How do I parse German dates with periods like 15.01.2024?

dmy_hms("15.01.2024 14:30:00") works directly. lubridate accepts periods, dashes, and slashes as date separators without any extra argument. For German month names ("15. Januar 2024 14:30:00"), pass locale = "de_DE.UTF-8" so the parser recognizes localized text.

Why does dmy_hms return NA for a valid-looking string?

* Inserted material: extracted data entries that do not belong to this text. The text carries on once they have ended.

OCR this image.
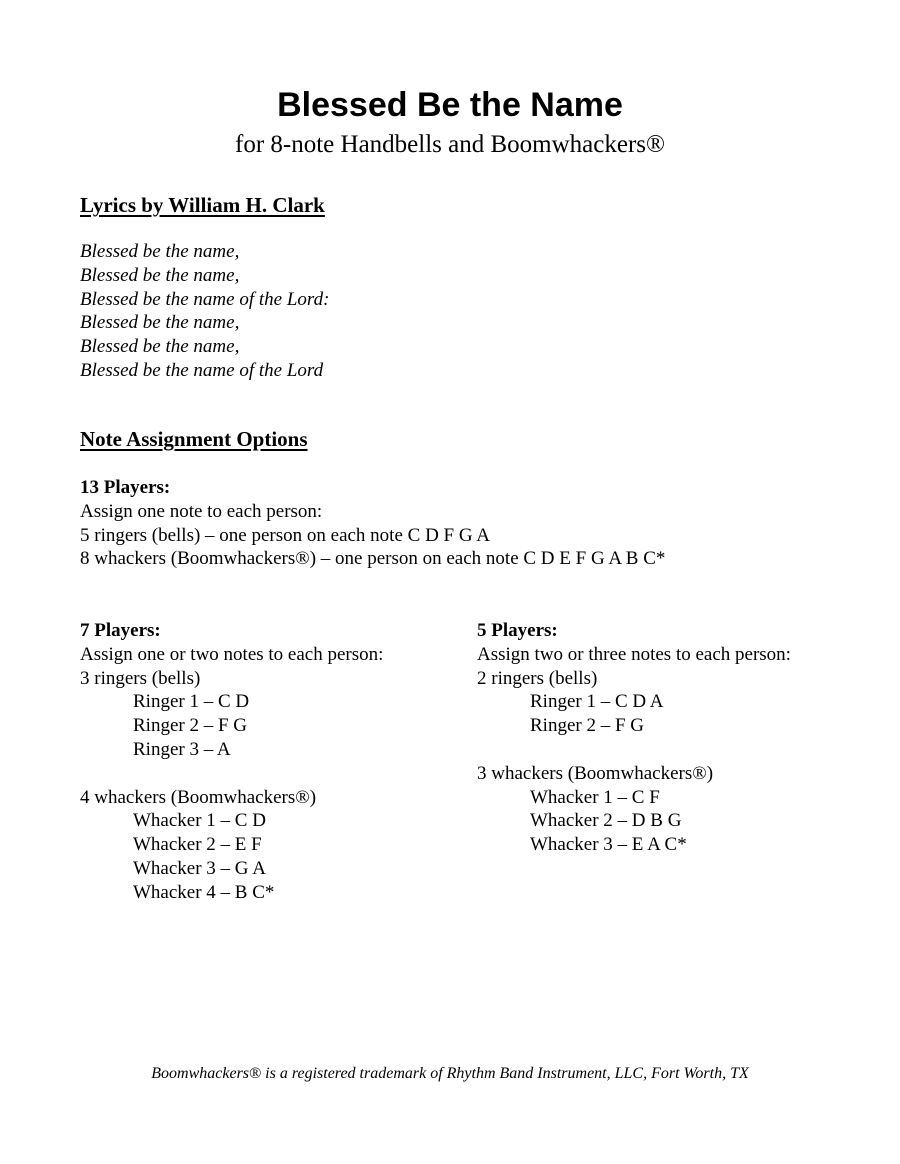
Blessed Be the Name
for 8-note Handbells and Boomwhackers®
Lyrics by William H. Clark
Blessed be the name,
Blessed be the name,
Blessed be the name of the Lord:
Blessed be the name,
Blessed be the name,
Blessed be the name of the Lord
Note Assignment Options
13 Players:
Assign one note to each person:
5 ringers (bells) – one person on each note C D F G A
8 whackers (Boomwhackers®) – one person on each note C D E F G A B C*
7 Players:
Assign one or two notes to each person:
3 ringers (bells)
Ringer 1 – C D
Ringer 2 – F G
Ringer 3 – A
4 whackers (Boomwhackers®)
Whacker 1 – C D
Whacker 2 – E F
Whacker 3 – G A
Whacker 4 – B C*
5 Players:
Assign two or three notes to each person:
2 ringers (bells)
Ringer 1 – C D A
Ringer 2 – F G
3 whackers (Boomwhackers®)
Whacker 1 – C F
Whacker 2 – D B G
Whacker 3 – E A C*
Boomwhackers® is a registered trademark of Rhythm Band Instrument, LLC, Fort Worth, TX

The most common causes are a month-first input misrouted to dmy_hms() (mdy_hms("01/15/2024 14:30:00") works; dmy_hms() returns NA because day 15 is fine but month 15 is not), an unsupported separator, or a non-Olson timezone abbreviation in tz. Run dmy_hms(x, quiet = FALSE) to see the warning, then sanity-check against OlsonNames() or fall back to parse_date_time(x, orders = c("dmYHMS","ymdHMS")).

How do I convert dmy_hms output to a different time zone?

After parsing, use with_tz(parsed, "America/New_York") to convert the same instant to another zone (the moment in time does not change, only the displayed clock). Use force_tz(parsed, "America/New_York") to relabel without converting (the displayed clock does not change, the underlying instant shifts). The two functions answer different questions; pick deliberately.